Lattices, The Intersection of Two Lattices

The Intersection of Two Lattices

The intersection of two lattices is often another lattice, though it might live in a lower dimension.

Here is a rather extreme example. Let 1 generate a lattice in R1, and let π generate another lattice in R1. Their intersection is 0. Well this is a lattice, in zero dimensions.

Here is a more typical example. the multiples of 2, and of 3, form two lattices in R1. Their intersection is the multiples of 6, another lattice in R1. If R is a ufd, and two lattices in R1 are generated by x and y, the intersection is a lattice generated by lcm(x,y).

If R is a pid the intersection is always a lattice of some dimension. The intersection is an R submodule of a free module, hence it is free. Tensoring either of the parent modules maps onto Kn. Tensoring with a submodule is not always well behaved, but in this case, since modules are torsion free, the tensor product continues to embed in Kn. The image may be a subspace of Kn, whence the lattice lives in a lower dimension. Thus the intersection of two lattices in Kn, or subspaces thereof, gives a third lattice in Kn, or a subspace thereof.

Shifted Lattices

Two shifted lattices may not intersect at all. If they do, shift both lattices by the point c in common. Now they are based at 0, and the lattices intersect in another lattice. Shift this back to c and find the intersection of the two parent lattices.

Rational Vectors

Suppose two n dimensional lattices comprise rational vectors. Run a linear transform so that one basis becomes the standard orthonormal basis, and its lattice becomes the set of points with integer coordinates. the basis of the second lattice becomes a set of vectors with rational coefficients.
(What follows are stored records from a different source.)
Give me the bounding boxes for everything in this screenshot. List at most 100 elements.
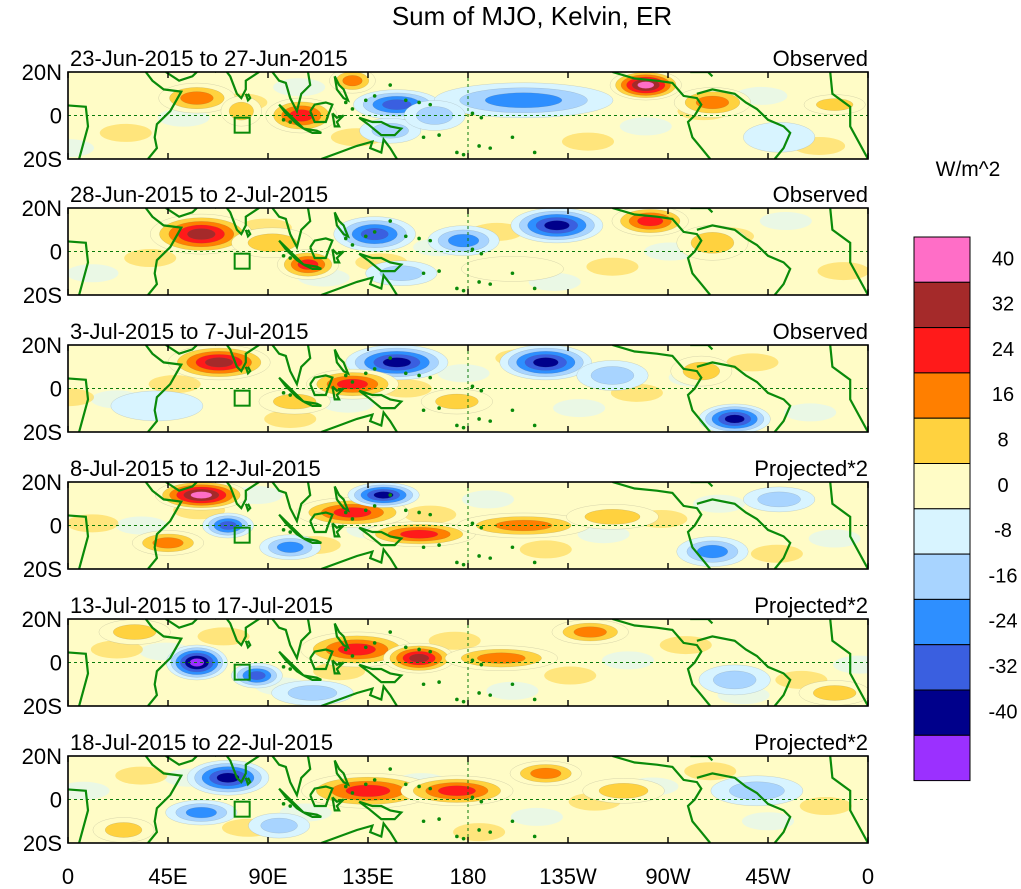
coastline [829,345,868,432]
coastline [696,635,792,706]
coastline [696,498,792,569]
coastline [358,526,404,547]
anomaly-contour [373,491,394,499]
anomaly-contour [113,624,157,640]
island [350,654,355,658]
weak-anomaly-patch [148,375,201,394]
coastlines [68,482,868,569]
coastlines [68,345,868,432]
island [403,508,408,513]
island [288,120,293,124]
island [372,641,377,645]
island [479,662,484,667]
island [470,384,475,389]
anomaly-contour [228,101,254,121]
anomaly-contour [695,95,730,110]
island [388,767,393,771]
anomaly-contour [360,228,389,241]
lon-tick-label: 180 [450,864,487,889]
coastline [303,674,322,681]
island [488,830,493,834]
coastline [358,252,404,273]
island [477,417,481,421]
weak-anomaly-patch [68,514,119,533]
island [488,419,493,423]
region-box-marker [233,389,251,407]
weak-anomaly-patch [264,409,317,428]
island [461,699,466,704]
island [421,408,426,413]
anomaly-contour [682,361,720,381]
colorbar-unit: W/m^2 [936,158,1001,181]
colorbar-label: 0 [997,475,1008,497]
island [403,98,408,103]
region-box-marker [233,663,251,681]
island [461,288,466,293]
coastlines [68,208,868,295]
island [372,367,377,371]
coastline [303,811,322,818]
island [437,133,441,137]
island [461,836,466,841]
island [510,819,515,824]
colorbar-swatch [913,598,971,646]
island [417,647,421,652]
coastline [358,663,404,684]
anomaly-contour [187,228,216,240]
map-panel: 18-Jul-2015 to 22-Jul-2015 Projected*2 20N… [22,730,869,856]
anomaly-contour [336,378,368,390]
coastline [690,756,714,762]
island [510,135,515,140]
coastline [271,208,312,251]
anomaly-contour [584,509,641,525]
weak-anomaly-patch [726,353,779,372]
colorbar-swatch [913,689,971,736]
coastline [165,482,198,492]
coastline [612,482,712,569]
lon-tick-label: 90E [248,864,287,889]
weak-anomaly-patch [68,264,119,283]
island [455,150,459,155]
weak-anomaly-patch [519,540,572,559]
coastline [331,522,345,538]
coastline [68,240,90,295]
coastline [331,796,345,812]
island [428,786,433,791]
anomaly-contour [437,785,476,796]
anomaly-contour [461,256,564,282]
anomaly-contour [185,807,217,819]
lat-tick-label: 20N [22,333,62,358]
coastline [165,619,198,629]
map-panel: 13-Jul-2015 to 17-Jul-2015 Projected*2 20N… [22,593,869,719]
island [363,98,368,103]
lon-tick-label: 135E [342,864,393,889]
lon-tick-label: 0 [62,864,74,889]
island [532,560,537,565]
weak-anomaly-patch [68,781,110,800]
colorbar: 40 32 24 16 8 0 -8 -16 -24 -32 -40 [913,236,1017,782]
coastline [320,272,398,295]
island [281,391,286,395]
anomaly-contour [696,545,728,559]
lat-tick-label: 0 [50,651,62,676]
lat-tick-label: 20S [23,831,62,856]
weak-anomaly-patch [462,490,514,509]
island [363,782,368,787]
coastline [309,101,334,124]
coastline [144,345,184,432]
coastline [333,622,351,650]
coastline [333,211,351,239]
coastline [358,800,404,821]
island [479,115,484,120]
island [470,658,475,663]
island [343,784,348,789]
coastline [612,208,712,295]
weak-anomaly-patch [453,823,506,842]
island [421,819,426,824]
island [470,795,475,800]
island [350,243,355,247]
lat-tick-label: 20S [23,147,62,172]
coastline [696,772,792,843]
lat-tick-label: 20N [22,607,62,632]
coastlines [68,619,868,706]
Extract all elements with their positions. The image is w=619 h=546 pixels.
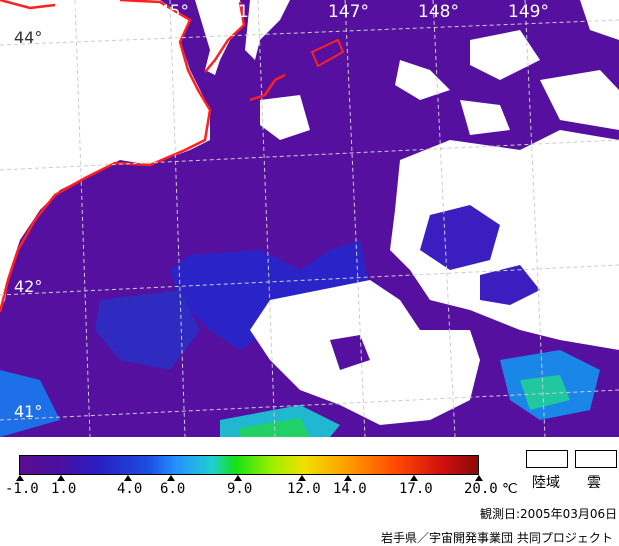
lat-label-44: 44° <box>14 28 43 47</box>
colorbar-tick <box>57 475 65 481</box>
lon-label-149: 149° <box>508 2 549 22</box>
etorofu-land <box>245 0 290 60</box>
temperature-colorbar <box>19 455 479 475</box>
colorbar-label: 20.0 <box>464 481 498 497</box>
land-legend-swatch <box>526 450 568 468</box>
lon-label-147: 147° <box>328 2 369 22</box>
colorbar-tick <box>124 475 132 481</box>
colorbar-label: 12.0 <box>287 481 321 497</box>
colorbar-tick <box>167 475 175 481</box>
colorbar-tick <box>475 475 483 481</box>
lon-label-144: 144° <box>60 2 101 22</box>
land-legend-label: 陸域 <box>532 475 560 491</box>
credit-text: 岩手県／宇宙開発事業団 共同プロジェクト <box>381 531 613 545</box>
kunashiri-land <box>195 0 245 75</box>
coastline <box>0 0 212 313</box>
lon-label-148: 148° <box>418 2 459 22</box>
hokkaido-land <box>0 0 210 310</box>
observation-date: 観測日:2005年03月06日 <box>480 507 618 521</box>
colorbar-unit: ℃ <box>502 481 518 497</box>
cloud-legend-swatch <box>575 450 617 468</box>
colorbar-label: -1.0 <box>5 481 39 497</box>
lon-label-146: 146° <box>238 2 279 22</box>
colorbar-tick <box>344 475 352 481</box>
colorbar-label: 14.0 <box>333 481 367 497</box>
colorbar-label: 9.0 <box>227 481 253 497</box>
colorbar-tick <box>298 475 306 481</box>
lon-label-150: 15 <box>598 2 619 22</box>
colorbar-label: 6.0 <box>160 481 186 497</box>
colorbar-label: 17.0 <box>399 481 433 497</box>
sst-map <box>0 0 619 437</box>
lat-label-43: 43° <box>14 152 43 171</box>
colorbar-tick <box>410 475 418 481</box>
lat-label-42: 42° <box>14 277 43 296</box>
colorbar-label: 4.0 <box>117 481 143 497</box>
small-island <box>310 38 345 68</box>
lon-label-145: 145° <box>148 2 189 22</box>
cloud-east <box>390 130 619 350</box>
cloud-legend-label: 雲 <box>587 475 601 491</box>
lat-label-41: 41° <box>14 402 43 421</box>
coastline-2 <box>204 1 246 73</box>
colorbar-label: 1.0 <box>51 481 77 497</box>
colorbar-tick <box>234 475 242 481</box>
colorbar-tick <box>16 475 24 481</box>
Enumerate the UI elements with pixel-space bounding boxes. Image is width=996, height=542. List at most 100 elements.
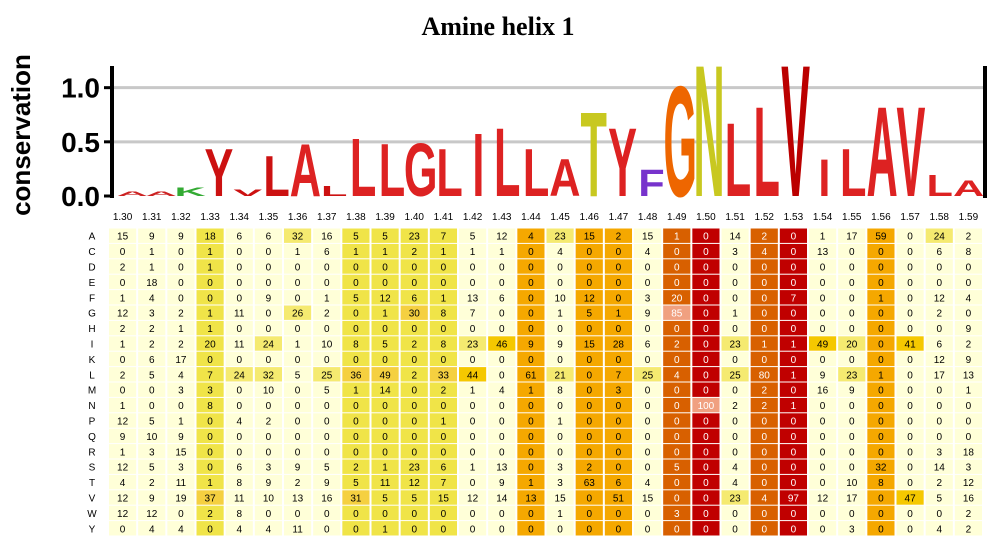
heatmap-value: 1 (966, 386, 972, 397)
heatmap-value: 0 (703, 524, 709, 535)
heatmap-cell (342, 305, 370, 320)
heatmap-cell (692, 382, 720, 397)
heatmap-value: 15 (438, 494, 450, 505)
heatmap-cell (634, 521, 662, 536)
heatmap-value: 0 (178, 293, 184, 304)
heatmap-value: 2 (149, 324, 155, 335)
heatmap-cell (167, 444, 195, 459)
heatmap-value: 0 (732, 417, 738, 428)
heatmap-value: 0 (878, 494, 884, 505)
heatmap-cell (604, 228, 632, 243)
heatmap-cell (634, 367, 662, 382)
heatmap-cell (954, 444, 982, 459)
heatmap-cell (225, 474, 253, 490)
heatmap-cell (546, 474, 574, 490)
heatmap-cell (284, 444, 312, 459)
heatmap-cell (400, 305, 428, 320)
heatmap-cell (604, 274, 632, 290)
heatmap-cell (138, 351, 166, 367)
heatmap-value: 0 (470, 324, 476, 335)
heatmap-cell (488, 336, 516, 351)
heatmap-cell (196, 521, 224, 536)
heatmap-value: 0 (645, 355, 651, 366)
heatmap-cell (459, 228, 487, 243)
heatmap-value: 0 (528, 509, 534, 520)
heatmap-cell (809, 474, 837, 490)
heatmap-cell (225, 444, 253, 459)
heatmap-value: 4 (761, 494, 767, 505)
heatmap-cell (692, 274, 720, 290)
heatmap-cell (109, 397, 137, 413)
heatmap-cell (313, 320, 341, 336)
heatmap-cell (750, 428, 778, 444)
heatmap-value: 0 (470, 447, 476, 458)
heatmap-cell (284, 351, 312, 367)
heatmap-cell (721, 351, 749, 367)
heatmap-value: 0 (236, 355, 242, 366)
heatmap-cell (546, 259, 574, 274)
heatmap-cell (896, 397, 924, 413)
heatmap-cell (838, 505, 866, 521)
heatmap-value: 14 (496, 494, 508, 505)
heatmap-cell (838, 274, 866, 290)
heatmap-value: 0 (411, 324, 417, 335)
heatmap-value: 0 (470, 432, 476, 443)
heatmap-value: 4 (178, 524, 184, 535)
heatmap-value: 6 (149, 355, 155, 366)
heatmap-value: 0 (907, 309, 913, 320)
heatmap-value: 18 (146, 278, 158, 289)
heatmap-cell (692, 305, 720, 320)
heatmap-value: 0 (441, 324, 447, 335)
heatmap-cell (225, 336, 253, 351)
logo-letter: V (781, 25, 810, 215)
row-header: D (88, 263, 95, 274)
heatmap-cell (779, 521, 807, 536)
heatmap-value: 2 (936, 478, 942, 489)
heatmap-value: 0 (557, 355, 563, 366)
heatmap-cell (167, 274, 195, 290)
heatmap-value: 1 (761, 340, 767, 351)
heatmap-value: 2 (149, 340, 155, 351)
heatmap-value: 0 (878, 324, 884, 335)
heatmap-cell (459, 459, 487, 474)
heatmap-value: 0 (674, 447, 680, 458)
heatmap-cell (371, 413, 399, 428)
heatmap-value: 2 (966, 509, 972, 520)
heatmap-cell (225, 274, 253, 290)
heatmap-cell (604, 413, 632, 428)
heatmap-cell (867, 351, 895, 367)
heatmap-cell (692, 367, 720, 382)
heatmap-value: 85 (671, 309, 683, 320)
heatmap-value: 0 (324, 324, 330, 335)
heatmap-cell (867, 521, 895, 536)
heatmap-value: 0 (732, 524, 738, 535)
heatmap-value: 0 (791, 432, 797, 443)
heatmap-value: 0 (382, 324, 388, 335)
heatmap-value: 0 (236, 263, 242, 274)
heatmap-value: 0 (266, 324, 272, 335)
heatmap-value: 0 (674, 247, 680, 258)
heatmap-cell (371, 243, 399, 259)
heatmap-cell (429, 521, 457, 536)
heatmap-value: 1 (528, 386, 534, 397)
heatmap-value: 0 (849, 417, 855, 428)
heatmap-cell (517, 367, 545, 382)
heatmap-cell (167, 459, 195, 474)
heatmap-value: 5 (382, 494, 388, 505)
heatmap-value: 3 (849, 524, 855, 535)
heatmap-cell (400, 259, 428, 274)
heatmap-value: 0 (645, 509, 651, 520)
heatmap-cell (925, 490, 953, 505)
heatmap-cell (342, 459, 370, 474)
heatmap-cell (663, 474, 691, 490)
heatmap-cell (225, 459, 253, 474)
heatmap-cell (109, 367, 137, 382)
heatmap-value: 80 (759, 370, 771, 381)
heatmap-value: 0 (878, 309, 884, 320)
logo-letter: T (581, 88, 607, 215)
heatmap-cell (954, 428, 982, 444)
heatmap-cell (284, 397, 312, 413)
row-header: N (88, 401, 95, 412)
heatmap-cell (721, 413, 749, 428)
heatmap-cell (400, 490, 428, 505)
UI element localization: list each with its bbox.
These are integer coefficients over a common denominator d. Multiply by d and find n linearly independent vectors from the second lattice that have integer coordinates - thus they also belong to the first. The intersection includes n independent vectors, and is an n dimensional lattice.

Although the intersection is always n dimensional, I don't know of an efficient procedure for building a basis. There may not be one.